In intramural care, Helder described constraints across several fronts: infrastructure limitations, shortages of beds, staffing gaps, and financial barriers, including high costs of nursing home stays. These pressures, she said, drive the need for a coherent strategy that can keep people at home safely for longer while still strengthening residential options for those who need them.

Policy direction presented: “as long as possible at home,” backed by reforms
Helder outlined an integrated policy direction aimed at supporting older persons at home for as long as possible. Elements highlighted included:
- Stimulating and supporting programs focused on participation and activation
- Supporting informal caregivers
- Promoting cooperation and expertise in home care
- Emphasizing “as long as possible at home”
- Implementing new quality requirements for nursing homes
- Restructuring intramural care through a licensing system
She stressed that the approach must be comprehensive to succeed, because aging is not only a health issue, it is also a social, labor, housing, and fiscal issue.
Feedback from delegations, and Helder’s responses
During the discussion, Helder acknowledged concerns raised by the Curaçao delegation that support requires more than training and that keeping older persons at home can shift costs to families that are not always able to carry them. She said Aruba is exploring options, including potential income support for informal caregivers and subsidies for home adaptations, while also considering neighborhood centers and day-care options that can reduce isolation, support families, and encourage intergenerational contact.
Responding to concerns about the high cost of nursing home care and the difficulty of recruiting staff, Helder noted that expanding the workforce is expensive, the work is demanding, and compensation often does not match the burden. She referenced Aruba’s vocational training pathway through EPI, which has worked on shorter training programs to reduce dropout and accelerate entry into the care workforce.
The St. Maarten delegation raised questions about oversight of private nursing homes, whether covenants exist with local partners, and whether there are plans for assisted living.
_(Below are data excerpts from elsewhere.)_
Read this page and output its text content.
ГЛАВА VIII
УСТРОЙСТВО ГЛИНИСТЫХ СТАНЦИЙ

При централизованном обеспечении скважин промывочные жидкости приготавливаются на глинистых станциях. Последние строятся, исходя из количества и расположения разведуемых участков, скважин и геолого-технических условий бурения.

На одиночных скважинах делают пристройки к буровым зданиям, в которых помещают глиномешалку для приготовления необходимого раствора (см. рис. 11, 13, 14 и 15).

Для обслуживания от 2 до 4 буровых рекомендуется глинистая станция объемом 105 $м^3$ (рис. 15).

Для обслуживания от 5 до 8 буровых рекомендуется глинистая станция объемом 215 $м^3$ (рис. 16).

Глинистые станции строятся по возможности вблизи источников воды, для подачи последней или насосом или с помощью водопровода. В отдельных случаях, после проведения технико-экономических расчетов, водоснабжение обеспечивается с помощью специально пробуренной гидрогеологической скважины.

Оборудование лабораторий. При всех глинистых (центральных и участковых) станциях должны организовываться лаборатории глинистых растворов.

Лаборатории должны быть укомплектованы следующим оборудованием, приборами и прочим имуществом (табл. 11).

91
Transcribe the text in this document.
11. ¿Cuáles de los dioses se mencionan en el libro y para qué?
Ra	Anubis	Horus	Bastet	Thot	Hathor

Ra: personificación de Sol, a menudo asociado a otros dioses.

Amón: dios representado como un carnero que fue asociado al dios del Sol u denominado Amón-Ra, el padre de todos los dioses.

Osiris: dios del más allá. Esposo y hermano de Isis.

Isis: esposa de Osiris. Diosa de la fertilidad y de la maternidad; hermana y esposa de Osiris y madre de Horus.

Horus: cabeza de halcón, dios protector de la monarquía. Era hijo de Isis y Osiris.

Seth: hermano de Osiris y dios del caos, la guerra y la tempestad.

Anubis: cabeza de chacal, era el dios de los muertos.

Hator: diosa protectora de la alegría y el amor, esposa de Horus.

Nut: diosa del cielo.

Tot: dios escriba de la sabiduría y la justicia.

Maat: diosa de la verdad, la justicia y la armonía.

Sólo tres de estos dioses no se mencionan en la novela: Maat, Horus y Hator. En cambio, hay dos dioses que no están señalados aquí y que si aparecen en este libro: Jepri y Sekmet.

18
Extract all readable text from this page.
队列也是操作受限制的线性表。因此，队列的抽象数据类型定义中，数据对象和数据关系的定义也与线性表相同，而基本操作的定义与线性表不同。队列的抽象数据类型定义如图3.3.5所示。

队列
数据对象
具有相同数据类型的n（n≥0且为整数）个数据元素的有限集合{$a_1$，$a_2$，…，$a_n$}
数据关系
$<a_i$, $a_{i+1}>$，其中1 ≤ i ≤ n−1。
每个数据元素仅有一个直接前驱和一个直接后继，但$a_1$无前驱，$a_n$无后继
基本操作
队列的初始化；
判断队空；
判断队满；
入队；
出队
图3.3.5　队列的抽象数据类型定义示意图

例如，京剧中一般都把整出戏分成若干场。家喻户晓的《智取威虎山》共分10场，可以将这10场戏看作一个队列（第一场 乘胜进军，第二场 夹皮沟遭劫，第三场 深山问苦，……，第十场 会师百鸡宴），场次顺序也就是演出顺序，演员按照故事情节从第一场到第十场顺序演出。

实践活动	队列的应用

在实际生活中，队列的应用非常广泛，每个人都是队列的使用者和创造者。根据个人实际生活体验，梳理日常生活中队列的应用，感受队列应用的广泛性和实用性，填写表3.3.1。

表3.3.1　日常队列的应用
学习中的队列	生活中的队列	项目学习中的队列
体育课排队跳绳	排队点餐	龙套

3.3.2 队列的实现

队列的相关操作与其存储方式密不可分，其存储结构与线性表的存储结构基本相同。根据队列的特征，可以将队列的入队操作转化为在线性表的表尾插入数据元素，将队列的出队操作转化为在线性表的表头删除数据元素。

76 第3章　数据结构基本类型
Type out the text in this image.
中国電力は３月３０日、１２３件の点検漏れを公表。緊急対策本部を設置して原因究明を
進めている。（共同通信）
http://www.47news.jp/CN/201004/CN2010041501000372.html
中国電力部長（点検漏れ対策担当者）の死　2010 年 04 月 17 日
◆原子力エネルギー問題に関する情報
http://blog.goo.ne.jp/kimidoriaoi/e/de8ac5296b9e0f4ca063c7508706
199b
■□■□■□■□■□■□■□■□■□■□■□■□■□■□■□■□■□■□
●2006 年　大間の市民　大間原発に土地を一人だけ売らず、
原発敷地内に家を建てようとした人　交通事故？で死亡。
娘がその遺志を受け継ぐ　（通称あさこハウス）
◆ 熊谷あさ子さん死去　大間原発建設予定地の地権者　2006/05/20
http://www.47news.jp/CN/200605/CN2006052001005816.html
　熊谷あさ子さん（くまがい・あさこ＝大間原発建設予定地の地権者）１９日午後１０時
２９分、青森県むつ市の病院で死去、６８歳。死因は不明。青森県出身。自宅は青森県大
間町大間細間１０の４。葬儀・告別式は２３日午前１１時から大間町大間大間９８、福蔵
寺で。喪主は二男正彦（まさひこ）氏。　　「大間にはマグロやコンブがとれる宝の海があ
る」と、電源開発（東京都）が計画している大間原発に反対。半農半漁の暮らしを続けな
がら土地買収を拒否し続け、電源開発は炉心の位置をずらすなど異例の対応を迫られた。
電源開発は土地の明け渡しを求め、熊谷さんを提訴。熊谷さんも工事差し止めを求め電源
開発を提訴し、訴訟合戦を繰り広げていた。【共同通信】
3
Helder said oversight has largely been reactive due to staffing shortages, meaning inspections follow reports rather than occurring routinely. She stated that covenants with local partners are not yet in place, but that the intention is to establish agreements with nursing homes moving forward. She also said that establishing a Council of Older Persons is under consideration to help assess needs and guide priorities.
Key message for IPKO: match demographic reality with structural action
In response to a request from the Netherlands delegation for a clear takeaway for IPKO on elder care, Helder emphasized the need to address structural issues directly, strengthen cooperation between the commercial sector and government agencies, and use available resources more efficiently.
The Curaçao delegation proposed that the macroeconomic effects of aging, and possible solutions, be placed on a future IPKO agenda for deeper discussion.